Will Biofuels Do More Harm Than Good?

ABC News
Will Biofuels Do More Harm Than Good?
Stung by Bad Experience, Dutch Consider Tough Criteria for Importing Sustainable Biofuels
By ARTHUR MAX
The Associated Press

AMSTERDAM, Netherlands - It's the new climate change dilemma: finding alternatives for oil and gas without doing more harm than good.

In the rush to develop biofuels, forests are burned in Asia to clear land for palm oil, and swaths of the Amazon are stripped of diverse vegetation for soya and sugar plantations for ethanol.

On Friday, a Dutch committee will unveil stringent criteria for growing biofuels in ways that don't damage the environment or release more greenhouse gases than they save.

Other European countries are working along similar lines and closely watching the Dutch initiative -- the first to reach the level of government consideration.

More than a year in the making, the report reflects a heightened awareness of the risks and complexity in efforts to reduce emissions of the gases blamed for global warming.

Among the criteria in a draft obtained by The Associated Press: Production of biomass cannot contribute to deforestation, deplete reservoirs of carbon captured in the earth, compete with food crops, degrade soil or water supplies, upset biodiversity, or displace local populations,

The report is by the Cramer Commission, named for its former chairwoman, Jacqueline Cramer, who in February became environment minister.

Without going into specifics, it suggests developing a track-and-trace system to follow a product from plantation to power plant, like an express delivery package.

"It should be implemented on a European scale because it will be difficult for Holland to do it on its own," said Kees Koede, of the Dutch branch of Friends of the Earth, an environmental group.

"Everyone is aware that it's crazy to pour money into a system that is not sustainable," he said.

But the European Commission, executive arm of the 27-nation European Union, is only beginning to look at the problem.

"We are working on a system of green certificates to make sure no unsustainable biofuel makes its way into the European market. But this is very embryonic at the moment," said Ferran Tarradellas Espuny, an EU energy official.

An organization of palm oil planters, processors, financiers and environmentalists in Malaysia and Indonesia has been working for more than two years to devise criteria and verification schemes.

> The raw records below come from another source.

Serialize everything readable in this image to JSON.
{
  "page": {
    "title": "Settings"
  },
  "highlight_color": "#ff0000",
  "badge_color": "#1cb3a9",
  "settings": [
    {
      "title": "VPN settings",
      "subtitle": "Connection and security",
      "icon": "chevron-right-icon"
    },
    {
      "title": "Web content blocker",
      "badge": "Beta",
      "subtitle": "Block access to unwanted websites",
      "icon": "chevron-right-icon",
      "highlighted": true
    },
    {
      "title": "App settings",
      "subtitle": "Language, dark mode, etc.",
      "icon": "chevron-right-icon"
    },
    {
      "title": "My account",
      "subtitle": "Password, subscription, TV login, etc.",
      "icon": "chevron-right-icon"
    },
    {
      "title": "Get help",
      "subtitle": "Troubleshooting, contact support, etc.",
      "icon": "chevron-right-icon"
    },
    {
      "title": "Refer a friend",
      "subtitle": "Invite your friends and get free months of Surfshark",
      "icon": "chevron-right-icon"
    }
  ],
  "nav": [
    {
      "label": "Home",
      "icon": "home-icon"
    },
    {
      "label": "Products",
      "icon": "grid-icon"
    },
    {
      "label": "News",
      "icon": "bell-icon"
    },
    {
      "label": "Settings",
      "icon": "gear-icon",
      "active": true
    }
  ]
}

The campaign is driven by evidence that developers in the two Asian countries have burned vast tracks of rain forest to grow palm oil. The fires unleash millions of tons of carbon dioxide and smoke that shroud entire areas of Southeast Asia in eye-watering smog for weeks at a time.

The Netherlands is Europe's biggest importer of palm oil, used in a wide range of supermarket products as well as a fuel oil supplement. One Dutch company has plans to build three 50 megawatt power stations exclusively running on palm oil.

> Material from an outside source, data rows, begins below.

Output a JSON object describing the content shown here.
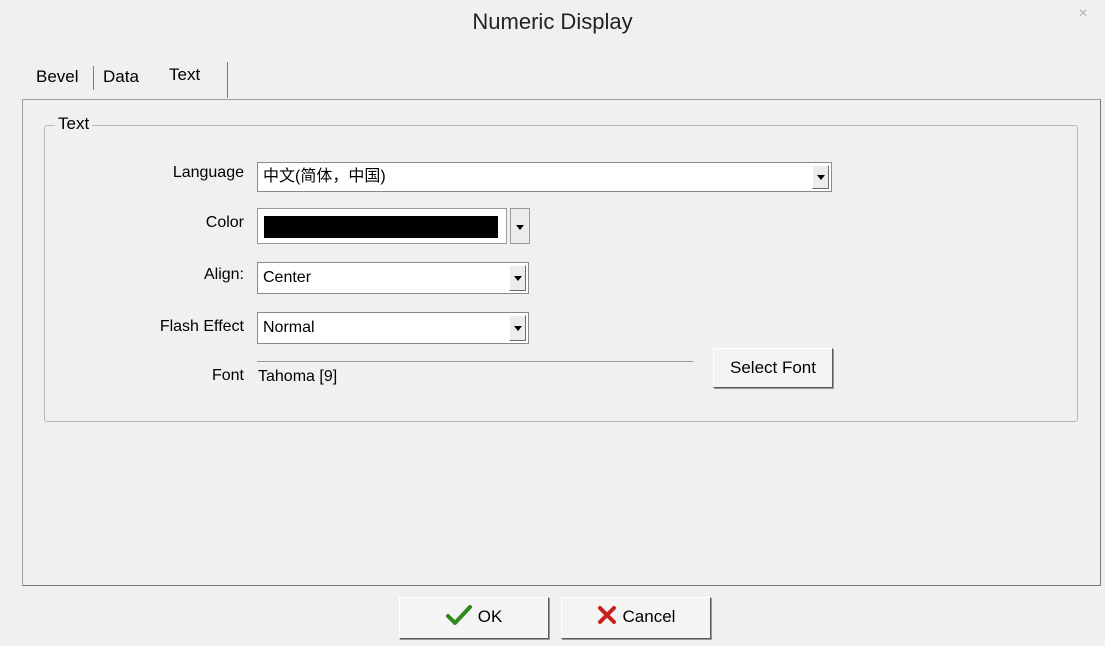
{
  "window": {
    "title": "Numeric Display",
    "close_glyph": "×"
  },
  "tabs": [
    {
      "label": "Bevel",
      "selected": false
    },
    {
      "label": "Data",
      "selected": false
    },
    {
      "label": "Text",
      "selected": true
    }
  ],
  "group": {
    "title": "Text",
    "language": {
      "label": "Language",
      "value": "中文(简体，中国)"
    },
    "color": {
      "label": "Color",
      "value": "#000000"
    },
    "align": {
      "label": "Align:",
      "value": "Center"
    },
    "flash": {
      "label": "Flash Effect",
      "value": "Normal"
    },
    "font": {
      "label": "Font",
      "value": "Tahoma [9]",
      "button": "Select Font"
    }
  },
  "buttons": {
    "ok": {
      "label": "OK",
      "icon": "checkmark-icon",
      "icon_color": "#2e8b1a"
    },
    "cancel": {
      "label": "Cancel",
      "icon": "x-icon",
      "icon_color": "#c8201a"
    }
  }
}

The Cramer Commission envisions imported biomass from sustainable sources by 2020, but calls for a transition period.

"Sustainability in the long term can only be achieved if a start is made with it now," the draft says.

It calls for greenhouse gas emissions to be cut by 70 percent for generating electricity, and 30 percent for transportation fuels.

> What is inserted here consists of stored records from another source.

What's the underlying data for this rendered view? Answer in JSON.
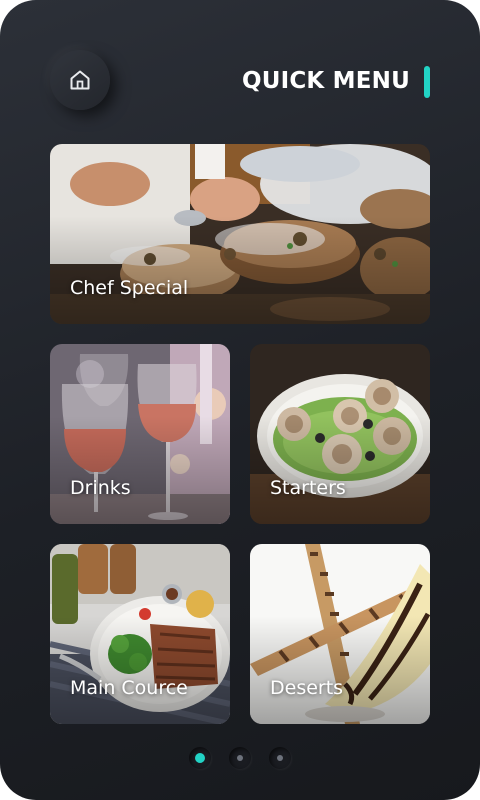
{
  "header": {
    "title": "QUICK MENU",
    "home_icon": "home-icon",
    "accent_color": "#22d3c5"
  },
  "menu": {
    "items": [
      {
        "label": "Chef Special"
      },
      {
        "label": "Drinks"
      },
      {
        "label": "Starters"
      },
      {
        "label": "Main Cource"
      },
      {
        "label": "Deserts"
      }
    ]
  },
  "pager": {
    "pages": 3,
    "active_page": 1,
    "active_color": "#22d3c5"
  }
}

The draft criteria say new plantations must not be built in protected areas, plantations should leave 10 percent of their area in "its original state" to preserve diversity, and soil and water quality of the soil and water should be improved.

The Europeans have set high targets for cutting carbon emissions. In February, EU leaders approved a plan to trim them by at least 20 percent from 1990 levels by 2020. At least 10 percent of transport fuels will come from biomass, they decided.

With that goal in mind, a huge emphasis will shift toward biofuel production, risking even greater environmental damage.

"You need to be very quick with implementing criteria," said Sander van Bennekom of the Oxfam charity, one of the report's 14 contributors, in an interview. "Maybe we are already too late."